El pasillo por el que nos introdujimos entonces discurría por una larga y pronunciada pendiente que semejaba descender hasta el mismo centro de la tierra. Tal era el desnivel que los monjes habían modelado el suelo como una escalera que facilitarse el desplazamiento hasta una nueva gruta, más pequeña, situada uno o dos decenas de metros por debajo de la anterior. Y aquella rudimentaria escalera era, junto con las sepulturas de la tarde anterior, la primera intervención humana en lo que eran los canales y grutas excavados por el magma que había visto.

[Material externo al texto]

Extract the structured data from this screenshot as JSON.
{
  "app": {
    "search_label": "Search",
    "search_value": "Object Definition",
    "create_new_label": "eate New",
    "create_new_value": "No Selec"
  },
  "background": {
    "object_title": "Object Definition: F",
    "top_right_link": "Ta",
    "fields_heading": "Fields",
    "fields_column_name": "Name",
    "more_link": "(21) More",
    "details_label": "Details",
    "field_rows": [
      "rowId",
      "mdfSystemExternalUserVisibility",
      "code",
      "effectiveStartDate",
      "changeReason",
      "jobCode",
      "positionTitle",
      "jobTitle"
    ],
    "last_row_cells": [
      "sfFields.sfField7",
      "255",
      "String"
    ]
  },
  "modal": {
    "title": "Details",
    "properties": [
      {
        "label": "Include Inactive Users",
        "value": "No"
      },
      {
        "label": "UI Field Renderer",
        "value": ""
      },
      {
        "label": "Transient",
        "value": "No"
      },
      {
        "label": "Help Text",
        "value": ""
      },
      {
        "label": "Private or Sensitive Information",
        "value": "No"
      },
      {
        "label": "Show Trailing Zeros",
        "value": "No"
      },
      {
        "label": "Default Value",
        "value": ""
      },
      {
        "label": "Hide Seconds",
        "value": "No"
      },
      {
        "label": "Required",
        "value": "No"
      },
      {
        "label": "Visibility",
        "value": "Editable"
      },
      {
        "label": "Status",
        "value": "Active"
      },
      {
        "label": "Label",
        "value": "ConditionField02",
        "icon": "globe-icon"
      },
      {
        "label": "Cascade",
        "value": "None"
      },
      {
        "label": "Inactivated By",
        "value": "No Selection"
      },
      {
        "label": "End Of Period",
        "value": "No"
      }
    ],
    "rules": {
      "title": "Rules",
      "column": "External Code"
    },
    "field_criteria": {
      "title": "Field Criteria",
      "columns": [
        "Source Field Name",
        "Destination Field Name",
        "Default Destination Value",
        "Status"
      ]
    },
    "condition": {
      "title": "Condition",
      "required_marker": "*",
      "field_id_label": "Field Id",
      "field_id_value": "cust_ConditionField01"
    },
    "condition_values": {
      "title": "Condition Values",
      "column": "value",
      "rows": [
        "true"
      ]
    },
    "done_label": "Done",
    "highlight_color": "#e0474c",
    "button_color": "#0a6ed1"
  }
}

Ya no había magnificencia en la habitación en la que confluimos, sino que lo que había era ruina, ceniza. El sobrio esplendor de la gran biblioteca que acabábamos de abandonar era ahora desolación provocada por algún tipo de catástrofe. De hecho, los restos cenicientos de algunas estanterías y las varillas carbonizadas que en otro tiempo habían servido de soporte para rollos de pergamino eran el único signo de que aquella sala había tenido en algún momento la misma función que su predecesora.

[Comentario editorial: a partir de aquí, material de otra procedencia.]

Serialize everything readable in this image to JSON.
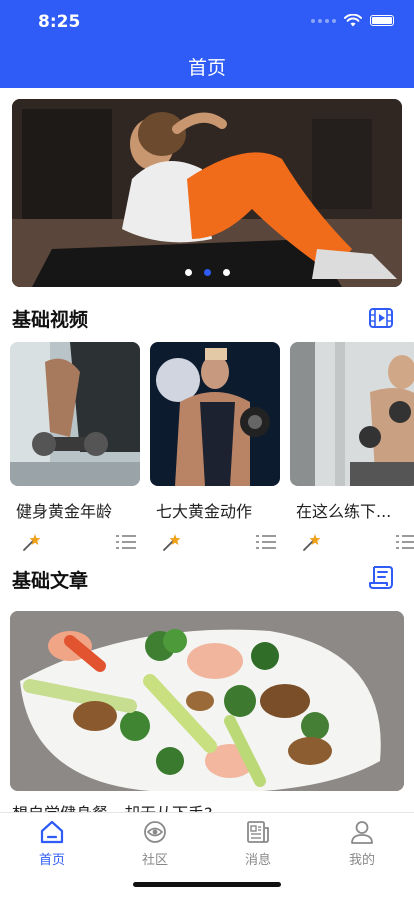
{
  "status": {
    "time": "8:25"
  },
  "header": {
    "title": "首页"
  },
  "banner": {
    "slides": 3,
    "active_index": 1
  },
  "sections": {
    "videos_title": "基础视频",
    "articles_title": "基础文章"
  },
  "videos": [
    {
      "title": "健身黄金年龄"
    },
    {
      "title": "七大黄金动作"
    },
    {
      "title": "在这么练下..."
    }
  ],
  "article": {
    "title": "想自学健身餐，却无从下手?"
  },
  "tabs": [
    {
      "label": "首页",
      "icon": "home-icon",
      "active": true
    },
    {
      "label": "社区",
      "icon": "eye-icon",
      "active": false
    },
    {
      "label": "消息",
      "icon": "news-icon",
      "active": false
    },
    {
      "label": "我的",
      "icon": "user-icon",
      "active": false
    }
  ],
  "colors": {
    "accent": "#2f5cf6"
  }
}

Pero aquí todo era distinto. Más que admiración, lo que producía aquella visión era un sentimiento de pesar; más que alabanza, pésame. Y a ello se sumaba que la presión, que había ido aumentando a medida que, cuales protagonistas de alguna novela de aventuras, nos íbamos adentrando en las entrañas del coloso de fuego, provocaba una asfixiante y agobiante sensación que en nada ayudaba.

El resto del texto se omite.